With some borrowed capital and a solid support network, Sustainival came to life Jan. 29, 2011 at Edmonton’s well-intended, but unsuccessful Freezing Man Festival, organized by the Edmonton Chamber of Commerce.
“They lost a bunch of money on the concert, but we got four rides in there running on waste vegetable oil,” says Hundert, who—with only a high school diploma—accepted a position that same year as Social Entrepreneur-in-Residence at the University of Pennsylvania’s Wharton Business School.

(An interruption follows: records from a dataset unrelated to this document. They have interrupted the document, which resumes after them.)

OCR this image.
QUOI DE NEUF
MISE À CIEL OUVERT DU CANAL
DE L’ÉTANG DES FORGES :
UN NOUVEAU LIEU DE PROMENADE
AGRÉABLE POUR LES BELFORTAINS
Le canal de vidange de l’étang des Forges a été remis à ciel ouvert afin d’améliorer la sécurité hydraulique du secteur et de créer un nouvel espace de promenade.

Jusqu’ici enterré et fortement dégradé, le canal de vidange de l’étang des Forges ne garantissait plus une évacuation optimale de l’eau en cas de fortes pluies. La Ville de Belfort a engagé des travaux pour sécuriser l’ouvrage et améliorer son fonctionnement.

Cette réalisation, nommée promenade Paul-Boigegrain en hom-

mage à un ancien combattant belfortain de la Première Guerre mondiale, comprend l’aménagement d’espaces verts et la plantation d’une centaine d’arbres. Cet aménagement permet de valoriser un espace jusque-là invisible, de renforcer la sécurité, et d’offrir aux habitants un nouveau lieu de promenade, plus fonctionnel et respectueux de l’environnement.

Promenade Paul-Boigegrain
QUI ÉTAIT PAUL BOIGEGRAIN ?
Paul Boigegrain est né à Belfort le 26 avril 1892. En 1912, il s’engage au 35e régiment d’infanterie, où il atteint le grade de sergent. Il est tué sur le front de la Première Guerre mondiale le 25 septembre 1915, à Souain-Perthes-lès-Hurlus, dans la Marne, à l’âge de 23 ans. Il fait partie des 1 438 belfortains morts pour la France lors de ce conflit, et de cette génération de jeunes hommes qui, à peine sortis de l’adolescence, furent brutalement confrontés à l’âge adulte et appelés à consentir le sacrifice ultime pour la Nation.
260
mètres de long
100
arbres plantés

Hundert decided to up the ante for his next show and took 20 rides to Little Rock, Arkansas, which attracted a quarter million people. But only so much growth was sustainable as a one-man show. Back in Edmonton with Antoine Palmer the groundwork for a longterm and formalized organization was laid and Fort McMurray—Palmer’s hometown—was chosen as the community to embed in next.
“Antoine and I became fast friends finding similar life philosophies and a real thirst for the deeper mysteries,” Hundert says of Sustainival’s co-founder, who moved from Fort Mac to Whistler, then Vienna where he was a practicing monk for 10 years. “Then Florida and then back to Edmonton in 2007 where he and I met and fell into deep bromance with one another.”
One of the most important lessons Hundert and Palmer learned was that quality really did triumph over quantity. It was the biggest show with the most attractions and community partners that had the biggest and longest-lasting impacts. They scaled back from a dozen shows a year to just Fort McMurray for a couple of years where Sustainival has been completely embraced by and woven into the fabric of the community.
“We’ve helped to change the conversation around sustainability in Fort McMurray,” says Hundert, whose last Edmonton show was was in 2012 for the Fringe Festival’s 30th birthday. Sustainival used the back third of the site for almost 20 rides and a waste vegetable oil-powered dance lounge.
“Anywhere we go, we turn to dozens and dozens of community partners who are already doing cool stuff that relates to sustainability, from technology and transit to food production, and pull them into the show, give them a space, give them a way to engage the public,” says Hundert. “It takes a long time. Sustainival gets woven into a community, it doesn’t just pop up in a parking lot.”
The biggest draw at Edmonton’s Sustainival this year will be The Green Beast Challenge where “you have to ride every ride and play every game, run every physical challenge and do everything we ask you to and then complete this puzzle,” says Hundert, adding there are hundreds of prizes including an electric drift trike. “We don’t ever want it to feel like people are being educated. And we don’t want them to feel taught, too, that’s not the the point. It’s that they pick up on stuff, there’s just the right amount of ability to have a little ‘A-ha’ moment in the middle of your fun.”
Thu., June 8 – Sun., June 11
151 Karl Clark Rd NW, $30 in advance, $45 on site
Free admission to the site. Cost for rides, and some games and attractions $30 in advance or $45 on site (sustainival.com).
Servus Corporate Centre, South Edmonton Common, 151 Karl Clark Rd. (sustainival.com)
Thu. June 8 – Sun. June 11
Opens at 11 am every day and closes at 11 pm, except Sunday when it closes at 6 pm.
More than 40 classic rides from Skymaster to Scrambler, House of Mirrors to Himalaya.
Expanded midway with greasy indulgences like elephant ears and mini donuts, well-loved games—Shoot Out the Star and the Bottle Ring Toss, and street performer-style entertainment and music.
Electric drift trike race track, the Watt Hour Challenge bike race and yoga.
Green homes exhibit, green car show (Sat. and Sun. only), showcase of local environmental groups and initiatives.
Green marketplace selling environmentally friendly and creative local products.
Biodiesel and canola demo, wind turbine building, ecogadgetry, exhibits on greenhouses, conservation, geology and more.